Maka, Khilafah Islam memberikan santunan/bantuan dari baitulmal. Jika baitulmal kosong, santunan bagi fakir miskin bisa diperoleh dari pemungutan pajak (dharibah) secara temporer dari laki-laki muslim yang kaya. Setelah kebutuhan untuk fakir miskin tercukupi, pemungutan dharibah akan dihentikan. Santunan dari baitulmal untuk rakyat yang membutuhkan bisa berupa uang tunai, bahan pangan, susu, pakaian, tempat tinggal, kendaraan, kursi roda, dll. sesuai dengan kebutuhan masing-masing individu. Khalifah dan struktur di bawahnya (muawin, wali/gubernur, amil/bupati-wali kota, camat, hingga kepala desa) akan melakukan pendataan secara amanah, tepat, dan detail terhadap orang-orang yang membutuhkan bantuan. Pendataan ini menggunakan prinsip kesederhanaan dalam administrasi dan birokrasi sehingga tidak mempersulit orang yang menerima bantuan. Tidak ada syarat harus ini dan itu, tiap-tiap rakyat yang membutuhkan akan diberikan bantuan sesuai dengan kebutuhannya.

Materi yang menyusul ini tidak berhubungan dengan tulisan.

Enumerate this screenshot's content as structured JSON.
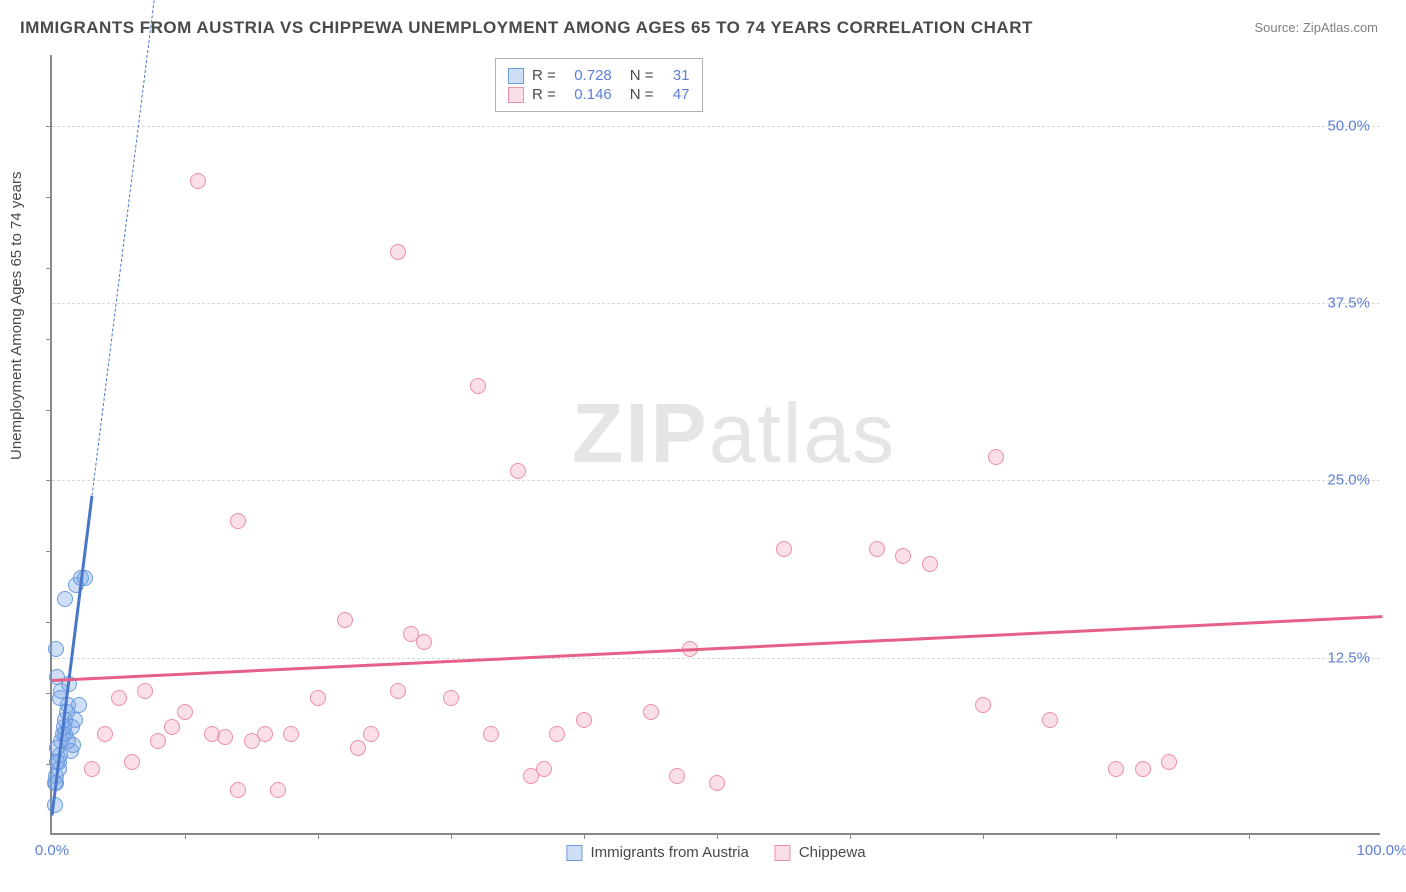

Adapun jumlah bantuan yang diberikan Khilafah harus sampai pada level mencukupi kebutuhan individu tersebut, bukan sekadar memberi bantuan sebagaimana kondisi saat ini. Seperti jika bantuan yang dibutuhkan adalah beras dan diberikan per bulan, jumlahnya harus cukup untuk kebutuhan sebulan berdasarkan jumlah anggota keluarga.
Setelah diberikan bantuan, negara Khilafah akan terus memantau perkembangan kondisi ekonomi penerima bantuan. Jika yang bersangkutan sudah mampu bekerja dan mencukupi kebutuhan sehari-hari, negara akan menghentikan bantuan pangan untuknya. Dengan mekanisme berdasarkan syariat ini, Khilafah mampu mengentaskan rakyat dari kemiskinan dan pengangguran sehingga mewujudkan kesejahteraan bagi seluruh rakyat. Wallahualam bissab.